Low-Rank Tensor Regression for X-Ray Tomography

TL;DR

This paper introduces a low-rank tensor regression method for X-ray tomography that efficiently reconstructs 3D structures by exploiting tensor structures, reducing dimensionality, and handling ill-posed inverse problems.

Contribution

It proposes a novel tensor-based regression approach with low-rank constraints for improved tomographic reconstruction, especially under limited data conditions.

Findings

Effective in synthetic noise-free data

Robust to Gaussian noise

Reduces dimensionality of unknowns

Abstract

Tomographic imaging is useful for revealing the internal structure of a 3D sample. Classical reconstruction methods treat the object of interest as a vector to estimate its value. Such an approach, however, can be inefficient in analyzing high-dimensional data because of the underexploration of the underlying structure.
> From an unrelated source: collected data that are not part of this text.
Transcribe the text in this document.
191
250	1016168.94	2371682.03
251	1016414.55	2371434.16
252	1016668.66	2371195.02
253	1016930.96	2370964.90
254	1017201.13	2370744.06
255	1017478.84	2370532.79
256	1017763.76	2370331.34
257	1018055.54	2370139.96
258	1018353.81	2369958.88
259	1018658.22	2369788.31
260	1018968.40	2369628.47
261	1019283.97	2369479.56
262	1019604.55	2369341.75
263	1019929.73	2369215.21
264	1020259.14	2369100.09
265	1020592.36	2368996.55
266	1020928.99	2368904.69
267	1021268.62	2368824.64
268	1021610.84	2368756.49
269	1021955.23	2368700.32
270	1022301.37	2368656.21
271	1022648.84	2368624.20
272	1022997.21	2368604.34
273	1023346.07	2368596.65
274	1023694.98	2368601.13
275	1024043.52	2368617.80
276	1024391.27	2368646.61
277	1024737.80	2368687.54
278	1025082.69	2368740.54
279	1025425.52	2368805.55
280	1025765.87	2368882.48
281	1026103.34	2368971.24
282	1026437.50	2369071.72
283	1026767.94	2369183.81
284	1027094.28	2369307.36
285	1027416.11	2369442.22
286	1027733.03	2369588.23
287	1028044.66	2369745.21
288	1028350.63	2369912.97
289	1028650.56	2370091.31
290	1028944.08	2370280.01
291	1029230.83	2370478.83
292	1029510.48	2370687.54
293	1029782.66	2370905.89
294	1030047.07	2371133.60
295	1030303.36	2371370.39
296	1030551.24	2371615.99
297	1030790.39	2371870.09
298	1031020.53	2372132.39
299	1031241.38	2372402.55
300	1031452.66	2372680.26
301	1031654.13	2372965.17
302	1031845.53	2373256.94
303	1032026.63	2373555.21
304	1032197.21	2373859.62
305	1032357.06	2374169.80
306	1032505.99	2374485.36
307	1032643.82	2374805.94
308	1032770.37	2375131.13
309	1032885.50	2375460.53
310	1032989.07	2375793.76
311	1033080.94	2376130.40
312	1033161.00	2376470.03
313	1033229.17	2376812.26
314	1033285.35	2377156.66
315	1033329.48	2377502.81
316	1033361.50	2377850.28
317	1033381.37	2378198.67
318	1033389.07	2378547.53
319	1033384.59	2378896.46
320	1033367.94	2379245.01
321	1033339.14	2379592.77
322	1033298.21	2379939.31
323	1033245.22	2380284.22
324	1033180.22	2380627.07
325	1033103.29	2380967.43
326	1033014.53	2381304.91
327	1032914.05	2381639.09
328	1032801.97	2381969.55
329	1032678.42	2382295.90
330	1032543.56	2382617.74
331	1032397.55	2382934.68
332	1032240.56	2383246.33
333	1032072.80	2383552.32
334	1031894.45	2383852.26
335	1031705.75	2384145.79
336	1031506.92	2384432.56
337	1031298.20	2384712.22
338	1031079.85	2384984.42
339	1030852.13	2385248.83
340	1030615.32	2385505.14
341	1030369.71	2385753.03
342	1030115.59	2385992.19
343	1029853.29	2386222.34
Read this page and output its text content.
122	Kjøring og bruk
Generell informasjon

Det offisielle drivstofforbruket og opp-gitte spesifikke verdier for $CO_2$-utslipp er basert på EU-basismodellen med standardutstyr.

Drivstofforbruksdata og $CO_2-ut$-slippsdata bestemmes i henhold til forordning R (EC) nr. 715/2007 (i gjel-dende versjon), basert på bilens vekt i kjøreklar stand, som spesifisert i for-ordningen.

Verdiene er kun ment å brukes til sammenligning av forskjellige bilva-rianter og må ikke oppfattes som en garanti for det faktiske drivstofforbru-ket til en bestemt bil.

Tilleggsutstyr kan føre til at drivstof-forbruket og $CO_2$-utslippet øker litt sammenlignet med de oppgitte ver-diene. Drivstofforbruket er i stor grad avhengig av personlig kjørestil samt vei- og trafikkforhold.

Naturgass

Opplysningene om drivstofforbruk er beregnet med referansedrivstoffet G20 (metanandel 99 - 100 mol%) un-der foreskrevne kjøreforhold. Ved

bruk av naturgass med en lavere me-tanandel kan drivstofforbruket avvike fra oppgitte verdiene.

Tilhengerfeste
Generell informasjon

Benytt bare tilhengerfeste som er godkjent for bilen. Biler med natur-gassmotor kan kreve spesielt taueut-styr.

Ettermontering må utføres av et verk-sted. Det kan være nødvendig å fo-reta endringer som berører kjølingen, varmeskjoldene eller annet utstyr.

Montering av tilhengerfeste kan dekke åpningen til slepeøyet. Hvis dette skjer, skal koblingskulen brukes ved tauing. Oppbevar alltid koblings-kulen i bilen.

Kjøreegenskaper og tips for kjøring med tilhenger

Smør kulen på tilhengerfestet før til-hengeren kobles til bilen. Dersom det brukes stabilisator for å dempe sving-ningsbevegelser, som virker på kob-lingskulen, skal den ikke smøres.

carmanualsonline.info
In this work, we propose to apply a tensor-based regression model to perform tomographic reconstruction. Furthermore, we explore the low-rank structure embedded in the corresponding tensor form. As a result, our proposed method efficiently reduces the dimensionality of the unknown parameters, which is particularly beneficial for ill-posed inverse problem suffering from insufficient data. We demonstrate the robustness of our proposed approach on synthetic noise-free data as well as on Gaussian noise-added data.